Predicting and forecasting reactivity and flux using long short-term memory models in pebble bed reactors during run-in
Ian Kolaja, Ludovic Jantzen, Tatiana Siaraferas, Massimiliano Fratoni
TL;DR
The paper presents a data-driven approach to predict and forecast reactivity, flux, and power in pebble bed reactors during run-in using long short-term memory networks trained on zone-based depletion data from the PEARLSim-Serpent framework. By reducing flux and power meshes with PCA and engineering discharge-pebble features, the authors achieve high predictive fidelity on unseen data (e.g., $R^2=0.9914$ for testing). The work also demonstrates forward forecasting capabilities and introduces an AI-guided run-in optimization loop that iteratively perturbs operating parameters to approach target states.

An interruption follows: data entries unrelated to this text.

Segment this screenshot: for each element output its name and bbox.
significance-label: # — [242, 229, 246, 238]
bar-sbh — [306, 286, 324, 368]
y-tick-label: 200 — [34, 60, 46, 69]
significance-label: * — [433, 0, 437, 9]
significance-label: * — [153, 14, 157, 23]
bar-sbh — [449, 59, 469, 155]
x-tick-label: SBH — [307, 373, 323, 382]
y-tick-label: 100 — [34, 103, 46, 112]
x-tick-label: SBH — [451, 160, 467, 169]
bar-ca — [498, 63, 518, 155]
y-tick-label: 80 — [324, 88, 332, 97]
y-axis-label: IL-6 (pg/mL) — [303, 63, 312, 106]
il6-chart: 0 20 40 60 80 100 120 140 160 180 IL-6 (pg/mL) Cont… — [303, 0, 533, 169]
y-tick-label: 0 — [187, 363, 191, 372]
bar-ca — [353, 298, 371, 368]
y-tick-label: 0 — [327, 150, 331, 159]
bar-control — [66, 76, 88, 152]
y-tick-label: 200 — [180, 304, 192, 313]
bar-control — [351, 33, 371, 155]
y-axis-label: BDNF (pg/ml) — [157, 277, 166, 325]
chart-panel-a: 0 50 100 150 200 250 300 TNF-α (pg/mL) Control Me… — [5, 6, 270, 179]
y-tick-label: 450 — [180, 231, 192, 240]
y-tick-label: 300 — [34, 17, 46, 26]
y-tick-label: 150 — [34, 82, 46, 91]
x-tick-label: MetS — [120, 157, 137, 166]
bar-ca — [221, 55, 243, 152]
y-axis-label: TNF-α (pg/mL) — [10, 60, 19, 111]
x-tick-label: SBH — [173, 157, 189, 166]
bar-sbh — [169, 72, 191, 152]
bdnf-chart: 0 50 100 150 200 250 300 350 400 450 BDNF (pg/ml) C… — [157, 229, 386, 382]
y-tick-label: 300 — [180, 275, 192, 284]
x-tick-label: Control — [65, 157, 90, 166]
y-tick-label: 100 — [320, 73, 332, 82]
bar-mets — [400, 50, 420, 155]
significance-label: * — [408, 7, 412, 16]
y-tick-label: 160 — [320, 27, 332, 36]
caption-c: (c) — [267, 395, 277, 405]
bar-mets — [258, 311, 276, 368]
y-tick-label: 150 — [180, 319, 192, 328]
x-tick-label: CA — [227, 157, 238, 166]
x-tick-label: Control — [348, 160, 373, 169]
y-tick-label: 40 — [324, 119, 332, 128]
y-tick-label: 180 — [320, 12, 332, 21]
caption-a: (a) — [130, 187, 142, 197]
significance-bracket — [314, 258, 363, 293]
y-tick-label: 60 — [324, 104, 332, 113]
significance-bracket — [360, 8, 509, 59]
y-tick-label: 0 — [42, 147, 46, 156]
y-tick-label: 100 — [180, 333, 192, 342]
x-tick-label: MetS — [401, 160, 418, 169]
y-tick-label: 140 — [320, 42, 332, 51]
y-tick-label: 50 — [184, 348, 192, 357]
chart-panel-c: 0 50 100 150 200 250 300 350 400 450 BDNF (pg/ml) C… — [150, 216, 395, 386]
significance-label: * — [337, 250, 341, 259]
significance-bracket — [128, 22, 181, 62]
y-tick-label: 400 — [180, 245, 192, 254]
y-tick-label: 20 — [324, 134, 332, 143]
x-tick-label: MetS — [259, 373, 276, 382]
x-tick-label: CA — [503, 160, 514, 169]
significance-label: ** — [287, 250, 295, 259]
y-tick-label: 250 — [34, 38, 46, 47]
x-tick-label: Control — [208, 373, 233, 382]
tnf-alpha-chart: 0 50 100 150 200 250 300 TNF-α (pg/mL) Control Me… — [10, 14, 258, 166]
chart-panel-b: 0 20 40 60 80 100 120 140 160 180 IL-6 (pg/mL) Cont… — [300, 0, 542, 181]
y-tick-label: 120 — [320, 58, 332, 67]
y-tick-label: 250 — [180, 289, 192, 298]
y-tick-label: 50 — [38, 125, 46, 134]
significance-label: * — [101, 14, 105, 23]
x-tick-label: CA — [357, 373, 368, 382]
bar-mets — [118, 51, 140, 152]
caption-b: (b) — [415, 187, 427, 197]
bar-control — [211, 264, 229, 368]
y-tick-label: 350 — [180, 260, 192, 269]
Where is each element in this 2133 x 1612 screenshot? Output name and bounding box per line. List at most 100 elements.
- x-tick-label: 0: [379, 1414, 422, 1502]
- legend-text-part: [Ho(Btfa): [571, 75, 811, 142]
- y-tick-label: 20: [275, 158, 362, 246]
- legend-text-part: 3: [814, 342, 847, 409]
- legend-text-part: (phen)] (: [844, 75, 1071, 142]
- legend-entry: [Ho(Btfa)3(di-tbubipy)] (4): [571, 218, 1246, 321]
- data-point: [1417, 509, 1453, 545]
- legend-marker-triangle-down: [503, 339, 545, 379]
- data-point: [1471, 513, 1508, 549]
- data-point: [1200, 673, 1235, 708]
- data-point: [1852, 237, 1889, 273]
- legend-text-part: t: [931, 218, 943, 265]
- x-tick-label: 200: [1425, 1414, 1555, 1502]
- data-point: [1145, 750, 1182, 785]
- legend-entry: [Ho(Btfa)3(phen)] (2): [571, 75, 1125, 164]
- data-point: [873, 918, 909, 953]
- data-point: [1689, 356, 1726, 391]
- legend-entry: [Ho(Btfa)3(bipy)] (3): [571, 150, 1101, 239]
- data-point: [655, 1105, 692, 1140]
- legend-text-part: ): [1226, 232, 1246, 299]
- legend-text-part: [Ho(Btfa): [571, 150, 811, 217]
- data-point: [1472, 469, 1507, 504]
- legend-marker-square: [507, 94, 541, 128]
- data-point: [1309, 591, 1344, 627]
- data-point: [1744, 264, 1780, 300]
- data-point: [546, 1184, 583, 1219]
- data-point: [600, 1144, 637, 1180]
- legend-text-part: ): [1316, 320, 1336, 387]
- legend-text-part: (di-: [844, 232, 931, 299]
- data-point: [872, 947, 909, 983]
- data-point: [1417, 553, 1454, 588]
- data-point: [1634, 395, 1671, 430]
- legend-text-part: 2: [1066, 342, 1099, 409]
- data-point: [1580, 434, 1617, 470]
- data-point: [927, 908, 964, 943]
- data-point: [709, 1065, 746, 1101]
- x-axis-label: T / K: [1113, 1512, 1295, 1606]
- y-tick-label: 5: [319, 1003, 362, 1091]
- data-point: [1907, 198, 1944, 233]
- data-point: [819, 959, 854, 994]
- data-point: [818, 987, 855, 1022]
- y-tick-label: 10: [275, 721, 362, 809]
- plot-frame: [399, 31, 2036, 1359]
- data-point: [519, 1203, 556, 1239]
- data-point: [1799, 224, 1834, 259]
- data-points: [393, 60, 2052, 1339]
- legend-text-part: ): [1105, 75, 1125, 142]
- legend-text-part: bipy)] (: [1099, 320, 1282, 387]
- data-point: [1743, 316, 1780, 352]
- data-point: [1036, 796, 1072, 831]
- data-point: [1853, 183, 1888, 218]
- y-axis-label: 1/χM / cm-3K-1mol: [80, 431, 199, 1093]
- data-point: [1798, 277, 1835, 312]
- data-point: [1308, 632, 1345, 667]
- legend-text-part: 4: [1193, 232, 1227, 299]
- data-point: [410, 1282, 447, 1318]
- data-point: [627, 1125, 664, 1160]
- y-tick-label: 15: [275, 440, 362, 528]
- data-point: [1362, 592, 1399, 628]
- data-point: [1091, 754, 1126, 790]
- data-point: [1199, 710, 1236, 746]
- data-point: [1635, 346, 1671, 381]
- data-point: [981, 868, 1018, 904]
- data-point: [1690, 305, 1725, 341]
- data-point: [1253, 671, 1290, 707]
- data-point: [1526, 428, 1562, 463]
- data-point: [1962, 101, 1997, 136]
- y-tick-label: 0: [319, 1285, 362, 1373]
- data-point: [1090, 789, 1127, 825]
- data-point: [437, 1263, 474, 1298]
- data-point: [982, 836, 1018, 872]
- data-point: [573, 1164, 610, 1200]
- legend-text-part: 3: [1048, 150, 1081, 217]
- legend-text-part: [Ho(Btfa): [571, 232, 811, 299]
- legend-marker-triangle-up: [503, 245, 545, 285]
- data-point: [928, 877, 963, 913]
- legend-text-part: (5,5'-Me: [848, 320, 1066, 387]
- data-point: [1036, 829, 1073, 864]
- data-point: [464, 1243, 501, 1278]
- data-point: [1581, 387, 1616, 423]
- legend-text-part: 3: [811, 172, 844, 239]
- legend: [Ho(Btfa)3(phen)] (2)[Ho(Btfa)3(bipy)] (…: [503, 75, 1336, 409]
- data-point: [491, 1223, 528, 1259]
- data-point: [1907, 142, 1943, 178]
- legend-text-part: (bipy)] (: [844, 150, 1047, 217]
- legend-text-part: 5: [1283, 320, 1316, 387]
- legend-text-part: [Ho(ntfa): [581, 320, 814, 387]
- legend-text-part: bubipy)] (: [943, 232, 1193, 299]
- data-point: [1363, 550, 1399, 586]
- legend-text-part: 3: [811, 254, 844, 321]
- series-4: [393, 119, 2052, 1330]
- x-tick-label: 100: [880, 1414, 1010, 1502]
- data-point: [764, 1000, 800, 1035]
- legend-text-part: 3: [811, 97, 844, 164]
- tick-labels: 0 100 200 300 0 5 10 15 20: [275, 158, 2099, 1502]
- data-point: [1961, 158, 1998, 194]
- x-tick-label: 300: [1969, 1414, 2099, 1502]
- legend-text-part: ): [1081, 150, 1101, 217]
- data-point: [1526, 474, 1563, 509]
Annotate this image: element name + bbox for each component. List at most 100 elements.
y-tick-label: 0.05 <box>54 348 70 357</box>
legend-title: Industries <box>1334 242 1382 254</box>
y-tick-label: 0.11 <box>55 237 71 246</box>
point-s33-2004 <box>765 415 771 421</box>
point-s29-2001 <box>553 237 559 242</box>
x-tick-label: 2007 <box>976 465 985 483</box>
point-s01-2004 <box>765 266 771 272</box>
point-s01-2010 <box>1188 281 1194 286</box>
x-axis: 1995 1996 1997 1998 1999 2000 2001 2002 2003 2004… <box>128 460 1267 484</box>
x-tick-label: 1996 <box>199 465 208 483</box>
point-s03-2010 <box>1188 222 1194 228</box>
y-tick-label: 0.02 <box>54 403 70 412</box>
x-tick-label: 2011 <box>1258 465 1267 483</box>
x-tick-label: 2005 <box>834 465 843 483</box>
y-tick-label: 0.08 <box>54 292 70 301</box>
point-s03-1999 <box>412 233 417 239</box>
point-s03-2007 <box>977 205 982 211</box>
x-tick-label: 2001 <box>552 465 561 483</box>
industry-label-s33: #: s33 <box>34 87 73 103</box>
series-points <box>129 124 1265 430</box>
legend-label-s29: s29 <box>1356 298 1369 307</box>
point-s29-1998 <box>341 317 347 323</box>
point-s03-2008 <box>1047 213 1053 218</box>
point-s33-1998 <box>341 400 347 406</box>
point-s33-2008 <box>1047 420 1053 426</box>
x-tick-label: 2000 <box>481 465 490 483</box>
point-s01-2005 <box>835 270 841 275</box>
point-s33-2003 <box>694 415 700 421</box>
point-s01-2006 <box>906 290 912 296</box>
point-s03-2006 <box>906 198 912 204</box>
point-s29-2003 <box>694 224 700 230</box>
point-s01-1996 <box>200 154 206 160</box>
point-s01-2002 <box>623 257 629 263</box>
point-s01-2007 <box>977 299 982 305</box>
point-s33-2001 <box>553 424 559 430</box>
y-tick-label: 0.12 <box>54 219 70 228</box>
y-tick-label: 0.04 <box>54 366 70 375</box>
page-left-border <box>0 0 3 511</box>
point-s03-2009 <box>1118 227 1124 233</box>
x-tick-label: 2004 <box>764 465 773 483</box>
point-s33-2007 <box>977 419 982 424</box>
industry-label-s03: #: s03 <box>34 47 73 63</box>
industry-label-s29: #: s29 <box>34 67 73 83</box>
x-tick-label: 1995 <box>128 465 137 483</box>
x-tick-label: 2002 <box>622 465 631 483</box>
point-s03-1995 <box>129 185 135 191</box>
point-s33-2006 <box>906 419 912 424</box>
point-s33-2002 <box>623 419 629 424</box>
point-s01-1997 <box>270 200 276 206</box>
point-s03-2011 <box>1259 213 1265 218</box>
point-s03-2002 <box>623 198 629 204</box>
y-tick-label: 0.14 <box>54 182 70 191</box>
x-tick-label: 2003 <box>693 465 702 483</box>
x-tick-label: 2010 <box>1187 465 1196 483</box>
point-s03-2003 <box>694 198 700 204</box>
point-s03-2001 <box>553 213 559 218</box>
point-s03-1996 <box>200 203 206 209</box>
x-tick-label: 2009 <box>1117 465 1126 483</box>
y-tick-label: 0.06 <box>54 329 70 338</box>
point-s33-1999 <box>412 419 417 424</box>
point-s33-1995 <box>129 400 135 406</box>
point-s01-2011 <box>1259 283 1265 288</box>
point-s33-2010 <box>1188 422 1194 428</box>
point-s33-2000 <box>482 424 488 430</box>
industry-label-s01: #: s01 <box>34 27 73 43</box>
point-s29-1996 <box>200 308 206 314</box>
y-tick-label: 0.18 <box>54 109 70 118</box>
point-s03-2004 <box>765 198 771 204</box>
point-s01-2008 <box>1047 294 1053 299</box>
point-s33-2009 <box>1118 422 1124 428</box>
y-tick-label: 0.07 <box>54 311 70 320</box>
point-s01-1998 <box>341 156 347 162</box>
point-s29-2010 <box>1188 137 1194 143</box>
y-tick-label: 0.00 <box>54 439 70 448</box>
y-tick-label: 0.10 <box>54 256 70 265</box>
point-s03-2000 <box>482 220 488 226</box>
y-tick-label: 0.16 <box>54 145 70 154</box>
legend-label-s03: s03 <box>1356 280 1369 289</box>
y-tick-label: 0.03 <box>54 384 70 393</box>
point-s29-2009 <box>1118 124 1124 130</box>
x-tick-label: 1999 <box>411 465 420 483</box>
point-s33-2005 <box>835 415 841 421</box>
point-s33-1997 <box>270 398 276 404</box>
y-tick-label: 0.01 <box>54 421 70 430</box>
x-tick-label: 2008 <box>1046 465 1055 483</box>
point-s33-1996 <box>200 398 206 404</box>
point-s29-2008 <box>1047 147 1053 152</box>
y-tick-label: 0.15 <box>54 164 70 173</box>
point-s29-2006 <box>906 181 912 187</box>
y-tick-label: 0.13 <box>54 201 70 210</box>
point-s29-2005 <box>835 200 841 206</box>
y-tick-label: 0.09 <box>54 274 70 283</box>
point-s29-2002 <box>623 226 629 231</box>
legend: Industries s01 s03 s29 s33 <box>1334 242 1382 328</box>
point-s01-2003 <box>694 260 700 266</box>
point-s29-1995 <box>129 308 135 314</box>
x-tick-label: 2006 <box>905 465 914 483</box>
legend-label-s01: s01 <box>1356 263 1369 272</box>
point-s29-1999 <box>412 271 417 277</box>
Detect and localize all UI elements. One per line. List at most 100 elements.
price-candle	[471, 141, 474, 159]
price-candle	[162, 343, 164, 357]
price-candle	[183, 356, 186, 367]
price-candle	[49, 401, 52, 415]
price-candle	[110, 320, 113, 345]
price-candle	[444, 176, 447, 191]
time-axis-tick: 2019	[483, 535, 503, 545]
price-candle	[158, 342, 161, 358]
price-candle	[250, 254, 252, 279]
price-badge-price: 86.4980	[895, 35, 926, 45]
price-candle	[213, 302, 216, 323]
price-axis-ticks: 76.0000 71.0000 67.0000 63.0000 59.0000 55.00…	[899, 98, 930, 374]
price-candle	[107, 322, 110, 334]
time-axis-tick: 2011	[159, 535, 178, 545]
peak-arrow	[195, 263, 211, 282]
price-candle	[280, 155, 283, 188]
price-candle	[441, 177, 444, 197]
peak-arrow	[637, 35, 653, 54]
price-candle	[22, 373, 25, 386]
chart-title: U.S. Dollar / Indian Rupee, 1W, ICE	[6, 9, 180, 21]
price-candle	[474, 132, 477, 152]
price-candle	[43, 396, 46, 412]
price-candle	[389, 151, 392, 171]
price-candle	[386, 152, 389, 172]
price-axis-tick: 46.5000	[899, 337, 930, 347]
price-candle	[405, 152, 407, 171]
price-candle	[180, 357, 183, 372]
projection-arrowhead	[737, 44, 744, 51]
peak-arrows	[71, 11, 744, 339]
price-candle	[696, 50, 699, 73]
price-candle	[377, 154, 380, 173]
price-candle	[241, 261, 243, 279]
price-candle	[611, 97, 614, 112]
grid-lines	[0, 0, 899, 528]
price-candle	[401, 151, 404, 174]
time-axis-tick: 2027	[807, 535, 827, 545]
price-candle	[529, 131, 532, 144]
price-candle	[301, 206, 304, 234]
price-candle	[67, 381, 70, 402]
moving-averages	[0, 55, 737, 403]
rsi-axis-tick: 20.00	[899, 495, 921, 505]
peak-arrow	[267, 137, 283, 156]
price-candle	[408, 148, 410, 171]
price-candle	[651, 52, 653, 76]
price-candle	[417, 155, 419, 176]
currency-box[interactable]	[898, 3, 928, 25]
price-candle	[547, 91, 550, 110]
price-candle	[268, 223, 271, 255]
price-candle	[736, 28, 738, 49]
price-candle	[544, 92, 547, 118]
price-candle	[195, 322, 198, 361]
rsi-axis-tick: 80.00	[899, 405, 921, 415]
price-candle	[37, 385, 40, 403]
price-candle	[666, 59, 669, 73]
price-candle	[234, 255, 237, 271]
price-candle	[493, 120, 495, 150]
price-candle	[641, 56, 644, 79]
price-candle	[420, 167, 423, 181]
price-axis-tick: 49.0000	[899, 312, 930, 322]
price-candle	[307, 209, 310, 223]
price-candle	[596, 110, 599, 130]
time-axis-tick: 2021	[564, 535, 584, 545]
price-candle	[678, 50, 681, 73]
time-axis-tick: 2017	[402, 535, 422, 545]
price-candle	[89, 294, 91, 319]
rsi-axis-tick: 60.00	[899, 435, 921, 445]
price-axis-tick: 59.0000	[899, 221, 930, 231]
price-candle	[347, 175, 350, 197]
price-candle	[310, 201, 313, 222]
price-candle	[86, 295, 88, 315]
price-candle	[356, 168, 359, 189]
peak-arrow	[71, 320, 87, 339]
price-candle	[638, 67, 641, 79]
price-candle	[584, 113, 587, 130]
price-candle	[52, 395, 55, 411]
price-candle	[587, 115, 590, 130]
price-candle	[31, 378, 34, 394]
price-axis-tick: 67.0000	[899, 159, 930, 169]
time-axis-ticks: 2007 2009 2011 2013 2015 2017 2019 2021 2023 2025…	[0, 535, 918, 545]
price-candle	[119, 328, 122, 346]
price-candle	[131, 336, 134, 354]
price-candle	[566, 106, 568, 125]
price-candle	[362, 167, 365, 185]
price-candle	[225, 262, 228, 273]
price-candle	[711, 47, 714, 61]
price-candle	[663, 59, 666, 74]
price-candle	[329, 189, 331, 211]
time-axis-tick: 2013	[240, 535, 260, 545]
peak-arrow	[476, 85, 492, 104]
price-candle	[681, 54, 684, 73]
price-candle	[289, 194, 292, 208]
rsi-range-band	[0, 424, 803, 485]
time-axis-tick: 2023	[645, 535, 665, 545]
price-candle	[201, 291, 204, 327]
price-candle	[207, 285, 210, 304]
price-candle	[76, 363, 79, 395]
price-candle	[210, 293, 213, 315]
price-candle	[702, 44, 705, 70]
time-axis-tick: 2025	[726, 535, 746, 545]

This methodology enables better understanding of long-term reactor dynamics and offers a pathway to shorten running-in times while maintaining safety and fuel qualification constraints.
Abstract
Pebble bed reactor (PBR) operation presents unique advantages and challenges due to the ability to continuously change the fuel mixture and excess reactivity. Each operation parameter affects reactivity on a different timescale. For example, fuel insertion changes may take months to fully propagate, whereas control rod movements have immediate effects. In-core measurements are further limited by the high temperatures, intense neutron flux, and dynamic motion of the fuel bed. In this study, long short-term memory (LSTM) networks are trained to predict reactivity, flux profiles, and power profiles as functions of operating history and synthetic batch-level pebble measurements, such as discharge burnup distributions. The model's performance is evaluated using unseen temporal data, achieving an $R^2$ of 0.9914 on the testing set. The capability of the network to forecast reactivity responses to future operational changes is also examined, and its application for optimizing reactor running-in procedures is explored.